If the proteins cloned into the DNA binding domain and activation domain plasmids do interact, the DNA binding domain and activation domain will bind together, resulting in the reconstitution of the GAL4 TF, and a reporter gene (His3) will be activated (Lopez & Mukhtar, 2017). This activation would result in yeast growth on -Leucine/-Tryptophan/-Histidine amino acid dropout media, which yields a positive interaction. Now, you can repeat this on as many proteins as you’d like!
The applications of Y2H have been used in multiple studies, ranging from plants to cancer related PPI studies. For example, Y2H has been implemented to identify novel proteins in Arabidopsis thalianathat are targeted by various pathogenic effector proteins during an infection (Mukhtar et al., 2011). Likewise, a study interested in ECRG2, a protein associated with malignant esophageal carcinoma, colon cancer and brain tumor tissues, also utilized the Y2H system to identify proteins associated with the ECRG2 protein to further elucidate its role in tumor formation (Cui et al., 2003). Thus, if your project has anything to do with protein interaction, yeast 2-hybrid is a great starting point!
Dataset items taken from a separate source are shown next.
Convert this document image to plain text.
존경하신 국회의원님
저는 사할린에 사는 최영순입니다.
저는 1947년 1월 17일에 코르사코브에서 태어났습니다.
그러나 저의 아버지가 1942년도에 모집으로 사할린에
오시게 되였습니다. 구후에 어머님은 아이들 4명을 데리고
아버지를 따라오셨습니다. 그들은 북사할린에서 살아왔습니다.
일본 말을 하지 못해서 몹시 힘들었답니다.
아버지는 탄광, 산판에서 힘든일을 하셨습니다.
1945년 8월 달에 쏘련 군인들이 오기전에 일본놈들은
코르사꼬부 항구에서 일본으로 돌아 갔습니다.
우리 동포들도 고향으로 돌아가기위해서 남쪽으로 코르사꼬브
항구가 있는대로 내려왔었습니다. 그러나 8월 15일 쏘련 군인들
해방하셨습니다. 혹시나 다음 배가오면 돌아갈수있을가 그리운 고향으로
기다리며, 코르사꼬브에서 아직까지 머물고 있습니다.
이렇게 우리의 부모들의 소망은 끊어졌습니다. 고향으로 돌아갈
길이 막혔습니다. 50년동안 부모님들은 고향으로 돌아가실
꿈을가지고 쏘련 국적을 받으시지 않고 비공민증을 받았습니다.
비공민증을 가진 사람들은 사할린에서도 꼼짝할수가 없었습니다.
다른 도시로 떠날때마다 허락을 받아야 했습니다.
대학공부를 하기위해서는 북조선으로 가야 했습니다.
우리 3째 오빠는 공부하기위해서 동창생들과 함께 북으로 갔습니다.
Cui, Y.-P., Wang, J.-B., Zhang, X.-Y., Bi, M.-X., Guo, L.-P., & Lu, S.-H. (2003). Using yeast two-hybrid system to identify ECRG2 associated proteins and their possible interactions with ECRG2 gene. World journal of gastroenterology, 9(9), 1892-1896.
Lopez, J., & Mukhtar, M. S. (2017). Mapping Protein-Protein Interaction Using High-Throughput Yeast 2-Hybrid. In W. Busch (Ed.), Plant Genomics: Methods and Protocols (pp. 217-230). New York, NY: Springer New York.
Mukhtar, M. S., Carvunis, A.-R., Dreze, M., Epple, P., Steinbrenner, J., Moore, J., . . . Dangl, J. L. (2011). Independently Evolved Virulence Effectors Converge onto Hubs in a Plant Immune System Network.